This only addresses your first question, but I wanted to point out that cancellation does not have to be accidental. It can be the outcome of purposeful human behavior. This is a key point to me since that implies cancellation (and sign-flipping of the correlation) is the norm rather than a once-in-a-very-blue-moon event.
This example is taken from Scott Cunningham's Causal Inference: The Mixtape.

But weirdly enough, sometimes there are causal relationships between
two things and yet no observable correlation. Now that is definitely
strange. How can one thing cause another thing without any discernible
correlation between the two things? Consider this example, which is
illustrated in Figure 1.1. A sailor is sailing her boat across the
lake on a windy day. As the wind blows, she counters by turning the
rudder in such a way so as to exactly offset the force of the wind.
Back and forth she moves the rudder, yet the boat follows a straight
line across the lake.

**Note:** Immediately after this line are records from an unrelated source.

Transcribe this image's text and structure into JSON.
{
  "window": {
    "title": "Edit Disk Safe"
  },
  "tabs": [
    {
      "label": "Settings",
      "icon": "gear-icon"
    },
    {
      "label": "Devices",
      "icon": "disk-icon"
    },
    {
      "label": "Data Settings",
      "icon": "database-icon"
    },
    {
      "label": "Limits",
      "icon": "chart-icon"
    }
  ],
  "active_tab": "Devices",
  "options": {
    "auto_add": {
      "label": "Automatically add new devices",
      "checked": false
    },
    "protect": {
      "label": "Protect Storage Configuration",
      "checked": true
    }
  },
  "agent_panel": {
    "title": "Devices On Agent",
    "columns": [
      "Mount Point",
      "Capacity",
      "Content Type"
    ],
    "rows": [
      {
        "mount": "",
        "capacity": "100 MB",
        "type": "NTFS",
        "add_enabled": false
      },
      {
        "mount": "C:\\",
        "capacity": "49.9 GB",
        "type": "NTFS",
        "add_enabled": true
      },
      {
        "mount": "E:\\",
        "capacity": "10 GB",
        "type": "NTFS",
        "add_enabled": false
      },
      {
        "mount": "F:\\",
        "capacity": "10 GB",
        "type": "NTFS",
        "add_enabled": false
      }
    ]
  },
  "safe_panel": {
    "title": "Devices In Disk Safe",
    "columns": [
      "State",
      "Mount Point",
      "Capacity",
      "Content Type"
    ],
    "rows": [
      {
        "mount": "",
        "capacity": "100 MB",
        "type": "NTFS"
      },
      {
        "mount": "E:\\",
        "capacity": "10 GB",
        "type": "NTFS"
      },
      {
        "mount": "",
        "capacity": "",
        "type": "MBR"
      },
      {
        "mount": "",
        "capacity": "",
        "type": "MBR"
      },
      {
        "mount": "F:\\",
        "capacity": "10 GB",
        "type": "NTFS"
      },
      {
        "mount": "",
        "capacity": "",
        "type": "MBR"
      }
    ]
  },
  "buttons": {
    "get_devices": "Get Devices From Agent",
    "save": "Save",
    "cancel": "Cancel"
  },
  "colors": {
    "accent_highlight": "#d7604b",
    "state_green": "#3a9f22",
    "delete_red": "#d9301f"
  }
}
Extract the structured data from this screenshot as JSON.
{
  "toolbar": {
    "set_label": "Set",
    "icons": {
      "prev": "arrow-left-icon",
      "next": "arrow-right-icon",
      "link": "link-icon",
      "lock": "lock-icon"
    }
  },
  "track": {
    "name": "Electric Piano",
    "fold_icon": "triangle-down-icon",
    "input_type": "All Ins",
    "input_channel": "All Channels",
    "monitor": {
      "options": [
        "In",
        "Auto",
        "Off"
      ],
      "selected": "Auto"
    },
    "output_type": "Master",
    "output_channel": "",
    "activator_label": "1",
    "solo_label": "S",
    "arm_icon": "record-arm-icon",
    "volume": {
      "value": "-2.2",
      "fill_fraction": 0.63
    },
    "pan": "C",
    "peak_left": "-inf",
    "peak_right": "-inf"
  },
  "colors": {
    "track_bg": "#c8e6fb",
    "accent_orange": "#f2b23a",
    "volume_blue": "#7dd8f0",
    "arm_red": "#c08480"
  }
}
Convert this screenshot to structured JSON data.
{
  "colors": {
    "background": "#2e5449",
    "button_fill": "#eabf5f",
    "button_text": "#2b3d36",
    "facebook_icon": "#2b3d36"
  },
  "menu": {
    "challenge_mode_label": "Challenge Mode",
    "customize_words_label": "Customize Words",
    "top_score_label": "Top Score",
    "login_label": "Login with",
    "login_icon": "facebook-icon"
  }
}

A kindhearted yet naive person with no knowledge
of wind or boats might look at this woman and say, “Someone get this
sailor a new rudder! Hers is broken!” He thinks this because he cannot
see any relationship between the movement of the rudder and the
direction of the boat.
But does the fact that he cannot see the relationship mean there isn’t
one? Just because there is no observable relationship does not mean
there is no causal one. Imagine that instead of perfectly countering
the wind by turning the rudder, she had instead flipped a coin—heads
she turns the rudder left, tails she turns the rudder right. What do
you think this man would have seen if she was sailing her boat
according to coin flips? If she randomly moved the rudder on a windy
day, then he would see a sailor zigzagging across the lake. Why would
he see the relationship if the movement were randomized but not be
able to see it otherwise? Because the sailor is endogenously moving
the rudder in response to the unobserved wind. And as such, the
relationship between the rudder and the boat’s direction is
canceled—even though there is a causal relationship between the two.
This sounds like a silly example, but in fact there are more serious
versions of it. Consider a central bank reading tea leaves to discern
when a recessionary wave is forming. Seeing evidence that a recession
is emerging, the bank enters into open-market operations, buying bonds
and pumping liquidity into the economy. Insofar as these actions are
done optimally, these open-market operations will show no relationship
whatsoever with actual output. In fact, in the ideal, banks may engage
in aggressive trading in order to stop a recession, and we would be
unable to see any evidence that it was working even though it was!
Human beings engaging in optimal behavior are the main reason
correlations almost never reveal causal relationships, because rarely
are human beings acting randomly. And as we will see, it is the
presence of randomness that is crucial for identifying causal effect.